I have just finished reading Hawking, A brief history of time and it seems to me that a great, a very great, amount of deduction comes from a tiny amount of fact. This is not to knock Professor Hawking, what do I know? But how do we actually know that there is nothing faster than the speed of light?

Rarebear's avatar

@ragingoli I just reread my answer above. I didn’t mean to write “flashlight” the second time, but “light.”

HungryGuy's avatar

“Instantaneous Action at a Distance in Modern Physics: Pro and Contra” by Andrew Chubyklo, Viv Pope, and Roman Smirnov-Rueda.

Petelad's avatar


Jabe73's avatar

Anything perhaps being sucked into a black hole would have to travel at least at the speed of light since you would need to move faster than light speed to escape beyond the event horizon gravitational pull. Not a stupid question.

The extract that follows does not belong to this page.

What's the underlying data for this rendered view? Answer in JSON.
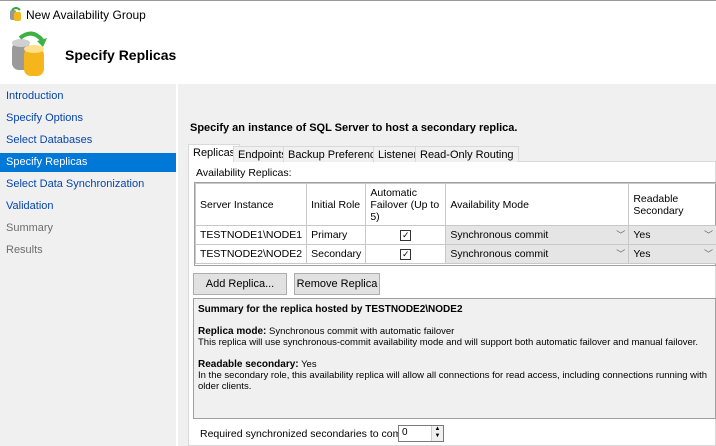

There is a way you can get from point A to point B faster than the speed of light without actually moving as fast as light. If earth was point A and the sun was point B and they are about 93 million miles apart than it would take light from the sun 8 light minutes to reach the earth, however, though this seems unlikley but it is possible, that if there was a large disc between the earth and sun close to 93 million miles in diameter driven by a force of some kind to rotate at even just 1 RPM, i’m not 100% sure on this one but circumference of a circle is a little over 3 times equal to its diameter so at half the rotation of the disc it would take to get there at 1 RPM it would take that point on the giant disc only about half a minute to get from the earth to sun without actually moving anywhere near the speed of light relatively. I guess it would be like comparing the speed of an ant and the speed of a person walking even if in relative speed you would be actually not moving as fast as the ant you would still get from point A to B faster because of relative speed combined with the actual amount of space each object would cover at one time.

I’m not a scientist, i’m a mechanic and electrician but i know a little about physics from my line of work. Maybe even dark energy, or anti-gravity matter but no direct force exists that’s been proven to move faster than light.

HungryGuy's avatar

@Jabe73 _ Ah, Interesting thought experiment. Alas, due to that infernal E=MC^2, it would take an infinite amount of energy to spin up that disk so that the perimiter would have a velocity of C. But I gave you a GA for thinking!

chubbychu's avatar

Thought it faster than light. In a split second, I can think about being in Hawaii, thereby getting there faster than light can. Sham-POW! :)

King_Pariah's avatar

Albert Einstein would say no, modern quantum physicists would possibly say yes due to quantum tunnelling.